Maior número de atendimentos ocorreu nos dois dias seguintes ao vazamento

O levantamento mostra que a maior procura por atendimento aconteceu logo após o incidente. No dia do vazamento, 91 pessoas buscaram assistência médica. Na quinta-feira (16), o número saltou para 364 atendimentos, enquanto na sexta-feira (17) foram registrados mais 163 casos.

Nos três dias seguintes, a demanda caiu significativamente, com apenas 30 pessoas atendidas, indicando redução na procura por serviços de saúde relacionados à exposição ao estireno.

Trabalhadores foram os mais afetados

O informe da Semsa revela que 67% das pessoas atendidas tiveram contato com o gás no ambiente de trabalho. Outros 19% relataram exposição dentro de casa, enquanto 10% disseram que estavam em áreas externas quando sentiram o forte odor do produto químico.

A maioria dos pacientes tinha entre 20 e 59 anos, embora também tenham sido registrados atendimentos de crianças, adolescentes e até bebês com menos de um ano de idade.

Entre os sintomas mais frequentes, 78% apresentaram problemas respiratórios, enquanto 20% tiveram alterações na pele. O tempo médio de exposição ao estireno foi estimado em cerca de três horas.
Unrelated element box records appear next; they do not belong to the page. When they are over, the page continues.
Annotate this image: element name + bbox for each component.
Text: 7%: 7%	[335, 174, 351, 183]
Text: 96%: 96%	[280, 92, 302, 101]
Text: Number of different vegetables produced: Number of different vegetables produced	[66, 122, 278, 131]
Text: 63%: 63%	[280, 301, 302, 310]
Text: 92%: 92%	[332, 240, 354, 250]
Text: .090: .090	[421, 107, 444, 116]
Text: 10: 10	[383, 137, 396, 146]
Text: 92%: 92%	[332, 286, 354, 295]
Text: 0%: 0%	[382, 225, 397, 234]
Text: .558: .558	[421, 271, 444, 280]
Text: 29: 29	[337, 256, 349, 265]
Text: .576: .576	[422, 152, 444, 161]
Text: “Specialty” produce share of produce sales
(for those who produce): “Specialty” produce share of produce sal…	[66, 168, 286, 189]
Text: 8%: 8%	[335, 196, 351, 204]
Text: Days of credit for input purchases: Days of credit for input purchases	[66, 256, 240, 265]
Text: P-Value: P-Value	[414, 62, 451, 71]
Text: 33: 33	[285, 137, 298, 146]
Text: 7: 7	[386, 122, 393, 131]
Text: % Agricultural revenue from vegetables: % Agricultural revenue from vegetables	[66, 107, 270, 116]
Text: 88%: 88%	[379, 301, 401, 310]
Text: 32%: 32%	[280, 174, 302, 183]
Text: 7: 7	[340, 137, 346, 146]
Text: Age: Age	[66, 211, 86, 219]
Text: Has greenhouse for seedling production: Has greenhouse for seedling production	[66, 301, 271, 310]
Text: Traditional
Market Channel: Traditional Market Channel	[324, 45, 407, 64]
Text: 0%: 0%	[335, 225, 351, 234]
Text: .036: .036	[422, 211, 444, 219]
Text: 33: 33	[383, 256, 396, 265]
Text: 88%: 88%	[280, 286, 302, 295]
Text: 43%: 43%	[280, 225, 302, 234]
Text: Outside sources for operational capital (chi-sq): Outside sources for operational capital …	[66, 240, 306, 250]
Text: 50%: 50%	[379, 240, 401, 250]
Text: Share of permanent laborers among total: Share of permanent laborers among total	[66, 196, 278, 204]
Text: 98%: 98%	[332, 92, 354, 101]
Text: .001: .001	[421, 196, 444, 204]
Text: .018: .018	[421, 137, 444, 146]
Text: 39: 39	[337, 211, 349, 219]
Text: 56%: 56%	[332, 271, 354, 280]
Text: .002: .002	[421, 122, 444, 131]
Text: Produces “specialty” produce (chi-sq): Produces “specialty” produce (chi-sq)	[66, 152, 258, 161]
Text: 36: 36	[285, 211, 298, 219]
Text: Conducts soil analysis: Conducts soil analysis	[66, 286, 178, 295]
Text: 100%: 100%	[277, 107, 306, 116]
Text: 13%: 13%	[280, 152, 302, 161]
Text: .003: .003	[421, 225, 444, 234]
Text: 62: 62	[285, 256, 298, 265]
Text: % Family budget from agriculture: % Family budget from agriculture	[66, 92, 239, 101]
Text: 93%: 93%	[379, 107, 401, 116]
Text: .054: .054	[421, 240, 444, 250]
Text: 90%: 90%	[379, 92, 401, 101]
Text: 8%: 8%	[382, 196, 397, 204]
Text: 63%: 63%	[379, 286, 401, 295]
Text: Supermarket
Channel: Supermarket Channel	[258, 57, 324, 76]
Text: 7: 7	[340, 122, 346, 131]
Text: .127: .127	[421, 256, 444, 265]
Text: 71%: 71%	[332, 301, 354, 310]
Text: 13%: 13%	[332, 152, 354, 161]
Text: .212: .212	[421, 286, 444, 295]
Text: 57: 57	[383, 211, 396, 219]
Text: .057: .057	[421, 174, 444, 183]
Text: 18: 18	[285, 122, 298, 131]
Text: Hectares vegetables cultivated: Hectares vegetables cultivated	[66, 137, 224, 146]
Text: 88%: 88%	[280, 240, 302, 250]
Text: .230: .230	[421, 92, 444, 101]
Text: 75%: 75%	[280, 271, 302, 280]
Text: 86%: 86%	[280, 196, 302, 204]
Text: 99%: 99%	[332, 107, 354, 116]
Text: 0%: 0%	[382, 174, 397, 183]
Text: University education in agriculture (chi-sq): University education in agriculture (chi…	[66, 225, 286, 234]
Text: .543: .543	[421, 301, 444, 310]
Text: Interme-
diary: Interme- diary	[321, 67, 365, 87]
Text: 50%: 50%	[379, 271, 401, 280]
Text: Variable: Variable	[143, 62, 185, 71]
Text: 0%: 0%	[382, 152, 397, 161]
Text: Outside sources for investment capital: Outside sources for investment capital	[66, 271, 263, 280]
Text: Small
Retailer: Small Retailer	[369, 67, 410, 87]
Samu realizou remoções de urgência

Desde o início da ocorrência, o Serviço de Atendimento Móvel de Urgência (Samu 192) realizou 13 remoções de pacientes diretamente dos locais de exposição para unidades de saúde.

Monitoramento continua

Mesmo com o vazamento considerado controlado, a Semsa informou que mantém o monitoramento epidemiológico do caso. De acordo com a diretora da Dvae, Marinélia Ferreira, o protocolo prevê acompanhamento das pessoas expostas por um período de 48 a 72 horas, com prioridade para trabalhadores diretamente envolvidos, gestantes, crianças, idosos e pessoas com doenças respiratórias ou cardiovasculares.

A secretaria também informou que permanece integrando o Gabinete de Crise criado pela Prefeitura de Manaus para acompanhar os desdobramentos do acidente e continuará divulgando boletins epidemiológicos sobre o caso.